This ruling applies for the following period<s>:
30 June 2008 to 30 June 2010
Facts
Finance Co entered negotiations to purchase the company holding the franchisee agreements and back office support functions. The purchase price included a sum to be paid to franchisees as compensation for the trail income on the loan book that would remain with the former owner.
Finance Co wrote to all franchisees outlining the proposal that franchisees surrender their right to ongoing trail commission in lieu of receiving payment from the Finance Co owned entity. Included in the letter was a deed to indicate acceptance of the proposal.
You were subsequently paid a lump sum amount as a trail payout in respect of a full and final settlement of all trailing commissions otherwise payable under the current agreement.
Trailing commissions are charged on any home loan which has been established with the aid of a mortgage broker and are paid to the mortgage broker by a bank or other mortgage provider. Trailing commissions are calculated as a percentage of the loan established and are generally paid monthly for the life of the loan.
Ruling
The nature of the payment
Income according to ordinary concepts has been held by the courts to include income from the rendering of personal services, income from property and income from the carrying on of a business. Trail commissions form a significant part of the income you derive in carrying on a business of a mortgage broker. These commissions form part of your assessable income under subsection 6-5(2) of the ITAA 1997.

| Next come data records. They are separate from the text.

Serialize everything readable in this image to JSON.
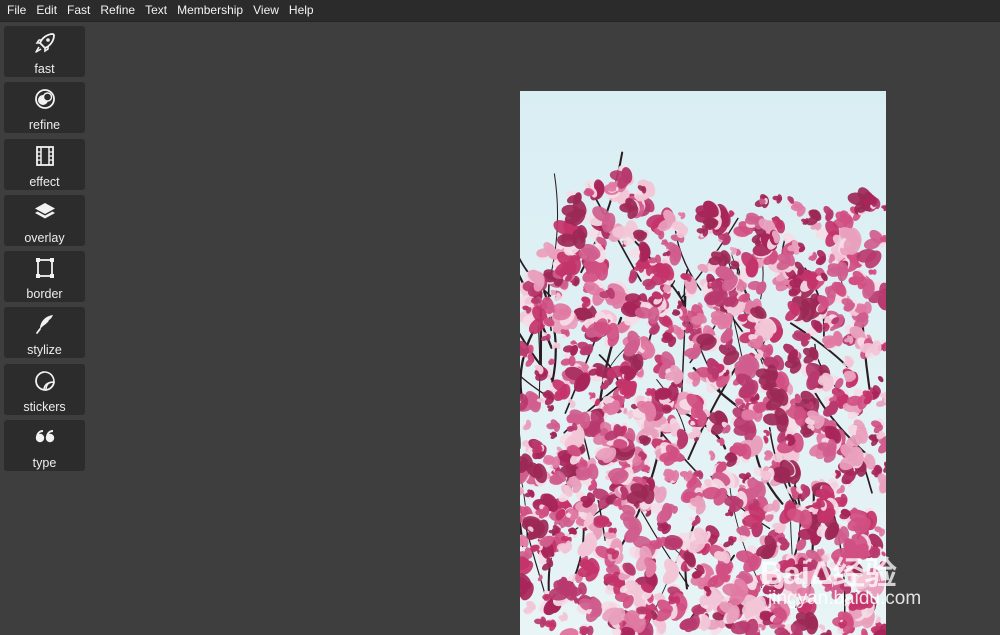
{
  "menubar": {
    "items": [
      "File",
      "Edit",
      "Fast",
      "Refine",
      "Text",
      "Membership",
      "View",
      "Help"
    ]
  },
  "toolbar": {
    "tools": [
      {
        "label": "fast",
        "icon": "rocket-icon"
      },
      {
        "label": "refine",
        "icon": "refine-icon"
      },
      {
        "label": "effect",
        "icon": "film-icon"
      },
      {
        "label": "overlay",
        "icon": "layers-icon"
      },
      {
        "label": "border",
        "icon": "frame-icon"
      },
      {
        "label": "stylize",
        "icon": "feather-icon"
      },
      {
        "label": "stickers",
        "icon": "sticker-icon"
      },
      {
        "label": "type",
        "icon": "quote-icon"
      }
    ]
  },
  "canvas": {
    "image": "magnolia-blossoms-photo"
  },
  "watermark": {
    "main": "BaiΔ经验",
    "url": "jingyan.baidu.com"
  },
  "colors": {
    "background": "#3e3e3e",
    "menubar": "#2b2b2b",
    "tool_bg": "#2c2c2c",
    "text": "#ededed",
    "sky": "#dbeff4",
    "blossom": "#c3336a"
  }
}
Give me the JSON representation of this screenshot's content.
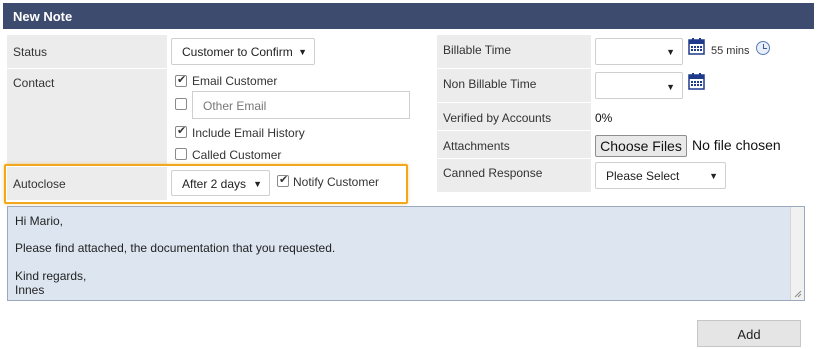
{
  "title": "New Note",
  "labels": {
    "status": "Status",
    "contact": "Contact",
    "autoclose": "Autoclose",
    "billable_time": "Billable Time",
    "non_billable_time": "Non Billable Time",
    "verified_by_accounts": "Verified by Accounts",
    "attachments": "Attachments",
    "canned_response": "Canned Response"
  },
  "status": {
    "selected": "Customer to Confirm"
  },
  "contact": {
    "email_customer": {
      "label": "Email Customer",
      "checked": true
    },
    "other_email": {
      "placeholder": "Other Email",
      "checked": false
    },
    "include_history": {
      "label": "Include Email History",
      "checked": true
    },
    "called_customer": {
      "label": "Called Customer",
      "checked": false
    }
  },
  "autoclose": {
    "selected": "After 2 days",
    "notify_customer": {
      "label": "Notify Customer",
      "checked": true
    }
  },
  "billable_time": {
    "selected": "",
    "total": "55 mins"
  },
  "non_billable_time": {
    "selected": ""
  },
  "verified_by_accounts": {
    "value": "0%"
  },
  "attachments": {
    "button": "Choose Files",
    "status": "No file chosen"
  },
  "canned_response": {
    "selected": "Please Select"
  },
  "note_body": {
    "lines": [
      "Hi Mario,",
      "Please find attached, the documentation that you requested.",
      "Kind regards,",
      "Innes"
    ]
  },
  "add_button": "Add",
  "colors": {
    "titlebar": "#3d4b6e",
    "label_cell": "#ececec",
    "highlight": "#f1a81d",
    "note_bg": "#dde6f0"
  },
  "icons": [
    "calendar-icon",
    "clock-icon",
    "chevron-down-icon",
    "checkbox-icon",
    "resize-handle-icon"
  ]
}
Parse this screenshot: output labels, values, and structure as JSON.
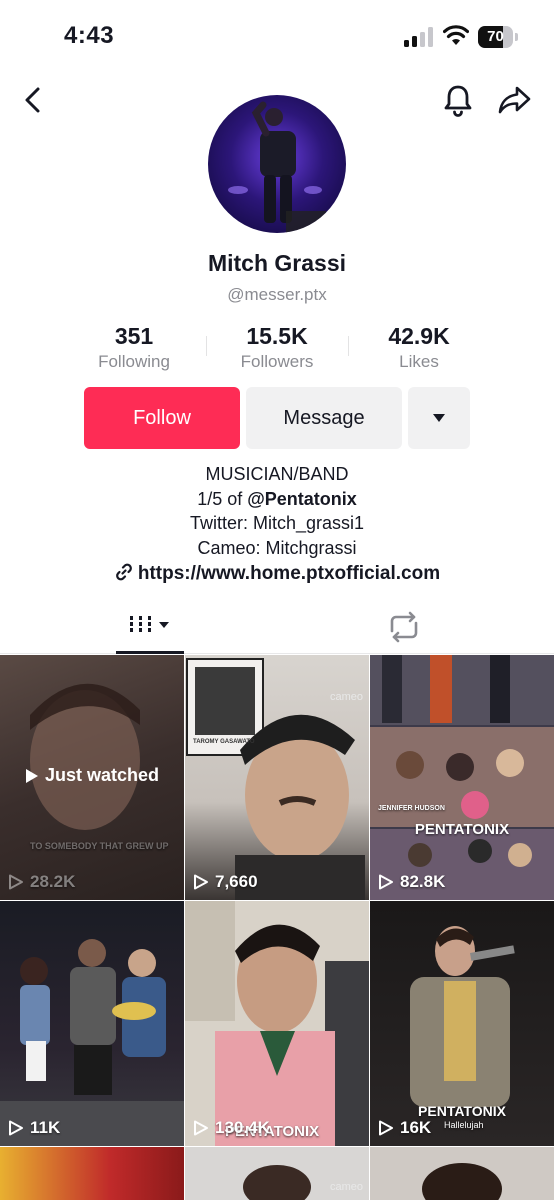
{
  "status_bar": {
    "time": "4:43",
    "battery": "70",
    "battery_level": 0.7
  },
  "nav": {
    "back_icon": "chevron-left-icon",
    "bell_icon": "bell-icon",
    "share_icon": "share-arrow-icon"
  },
  "profile": {
    "name": "Mitch Grassi",
    "handle": "@messer.ptx",
    "stats": [
      {
        "value": "351",
        "label": "Following"
      },
      {
        "value": "15.5K",
        "label": "Followers"
      },
      {
        "value": "42.9K",
        "label": "Likes"
      }
    ]
  },
  "actions": {
    "follow_label": "Follow",
    "message_label": "Message",
    "more_icon": "caret-down-icon"
  },
  "bio": {
    "line1": "MUSICIAN/BAND",
    "line2_prefix": "1/5 of ",
    "line2_mention": "@Pentatonix",
    "line3": "Twitter: Mitch_grassi1",
    "line4": "Cameo: Mitchgrassi",
    "link": "https://www.home.ptxofficial.com"
  },
  "tabs": {
    "videos_icon": "grid-icon",
    "reposts_icon": "repost-icon"
  },
  "colors": {
    "accent": "#fe2c55",
    "text": "#161823",
    "muted": "#8a8b91",
    "button_bg": "#f1f1f2"
  },
  "videos": [
    {
      "views": "28.2K",
      "badge": "Just watched",
      "caption": "TO SOMEBODY THAT GREW UP"
    },
    {
      "views": "7,660",
      "watermark": "cameo",
      "caption": "TAROMY GASAWATO"
    },
    {
      "views": "82.8K",
      "caption": "PENTATONIX",
      "caption2": "JENNIFER HUDSON"
    },
    {
      "views": "11K"
    },
    {
      "views": "130.4K",
      "caption": "PENTATONIX"
    },
    {
      "views": "16K",
      "caption": "PENTATONIX",
      "caption2": "Hallelujah"
    },
    {
      "views": ""
    },
    {
      "views": "",
      "watermark": "cameo"
    },
    {
      "views": ""
    }
  ]
}
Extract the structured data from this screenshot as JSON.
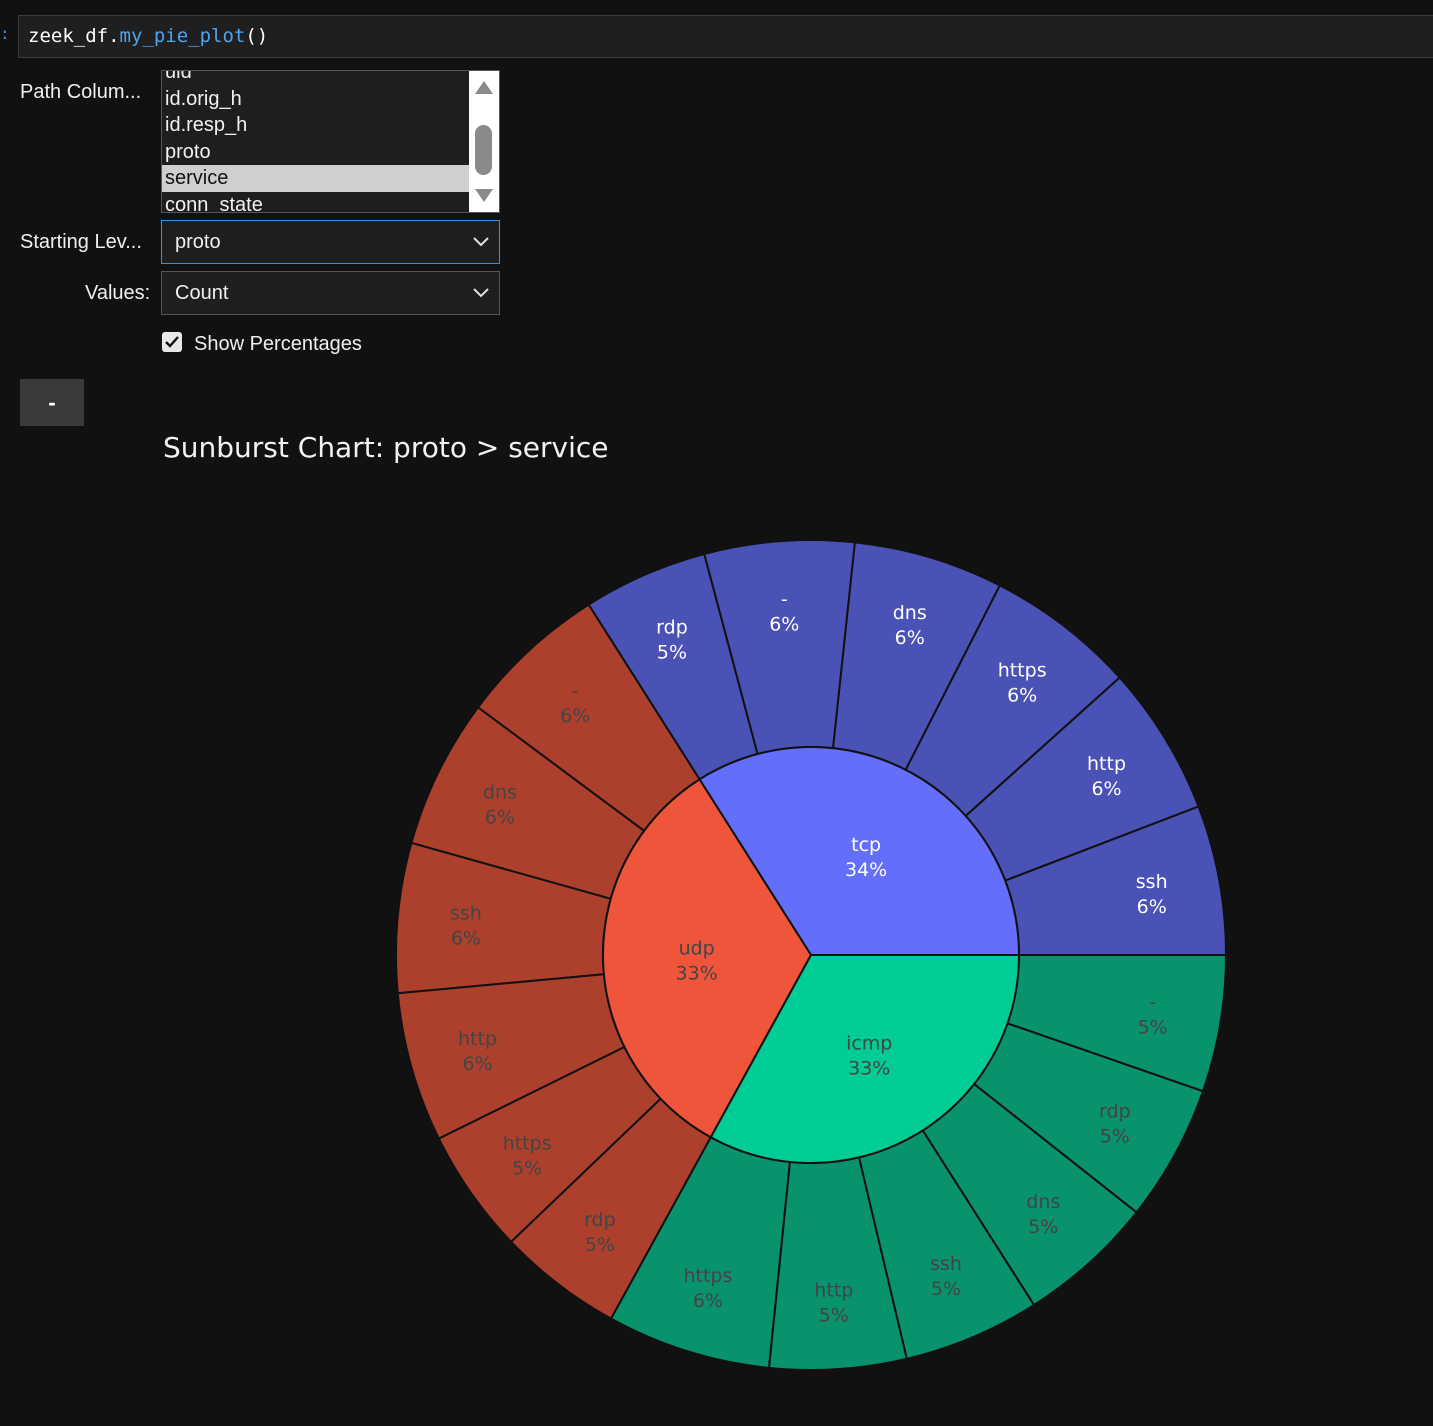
{
  "cell": {
    "prompt": ":",
    "code_object": "zeek_df.",
    "code_method": "my_pie_plot",
    "code_parens": "()"
  },
  "controls": {
    "path_columns_label": "Path Colum...",
    "path_columns_items": [
      {
        "label": "uid",
        "selected": false
      },
      {
        "label": "id.orig_h",
        "selected": false
      },
      {
        "label": "id.resp_h",
        "selected": false
      },
      {
        "label": "proto",
        "selected": false
      },
      {
        "label": "service",
        "selected": true
      },
      {
        "label": "conn_state",
        "selected": false
      }
    ],
    "starting_level_label": "Starting Lev...",
    "starting_level_value": "proto",
    "values_label": "Values:",
    "values_value": "Count",
    "show_percentages_label": "Show Percentages",
    "show_percentages_checked": true,
    "action_button_label": "-"
  },
  "icons": {
    "scroll_up": "triangle-up-icon",
    "scroll_down": "triangle-down-icon",
    "dropdown": "chevron-down-icon",
    "checkbox": "check-icon"
  },
  "chart_data": {
    "type": "sunburst",
    "title": "Sunburst Chart: proto > service",
    "rings": [
      "proto",
      "service"
    ],
    "nodes": [
      {
        "label": "tcp",
        "percent": 34,
        "color": "#636efa",
        "child_color": "#4a52b5",
        "text_color": "#ffffff",
        "children": [
          {
            "label": "ssh",
            "percent": 6
          },
          {
            "label": "http",
            "percent": 6
          },
          {
            "label": "https",
            "percent": 6
          },
          {
            "label": "dns",
            "percent": 6
          },
          {
            "label": "-",
            "percent": 6
          },
          {
            "label": "rdp",
            "percent": 5
          }
        ]
      },
      {
        "label": "udp",
        "percent": 33,
        "color": "#ef553b",
        "child_color": "#ad402d",
        "text_color": "#444444",
        "children": [
          {
            "label": "-",
            "percent": 6
          },
          {
            "label": "dns",
            "percent": 6
          },
          {
            "label": "ssh",
            "percent": 6
          },
          {
            "label": "http",
            "percent": 6
          },
          {
            "label": "https",
            "percent": 5
          },
          {
            "label": "rdp",
            "percent": 5
          }
        ]
      },
      {
        "label": "icmp",
        "percent": 33,
        "color": "#00cc96",
        "child_color": "#08926d",
        "text_color": "#444444",
        "children": [
          {
            "label": "https",
            "percent": 6
          },
          {
            "label": "http",
            "percent": 5
          },
          {
            "label": "ssh",
            "percent": 5
          },
          {
            "label": "dns",
            "percent": 5
          },
          {
            "label": "rdp",
            "percent": 5
          },
          {
            "label": "-",
            "percent": 5
          }
        ]
      }
    ],
    "colors": {
      "background": "#111111",
      "border": "#111111"
    }
  }
}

The issue of whether the commutation of an entitlement to periodic payments to a lump sum affects assessability was considered in Coward v. FC of T 99 ATC 2166; 41 ATR 1138. In that case Mathews J found that payments made to replace income take on the character of the payment they replace and that the method of the payment does not alter the character of the payment. See also Federal Commissioner of Taxation v. Dixon (1952) 86 CLR 540; (1952) 5 ATR 442; (1952) 10 ATD 82.
Under your agreement with Finance Co. you were paid periodic trail commissions based on the loans which you established. Under the settlement contract with the new owner you were paid a lump sum in satisfaction of future trailing commissions to which you were entitled. Therefore this lump sum payment has the character of income because the trailing commissions themselves had the character of income. Future income has simply been converted to present income - as stated in paragraph 65 of Taxation ruling TR 92/3:
'Thus, an amount received for the transfer of a right to an income stream severed from the property to which it relates is income according to ordinary concepts. Future income is simply converted into present income. This is the case even if the income stream is produced by a contractual right rather than by the relevant property.'
Therefore the lump sum payment made by Finance Co. is assessable as ordinary income under section 6-5 of the ITAA 1997.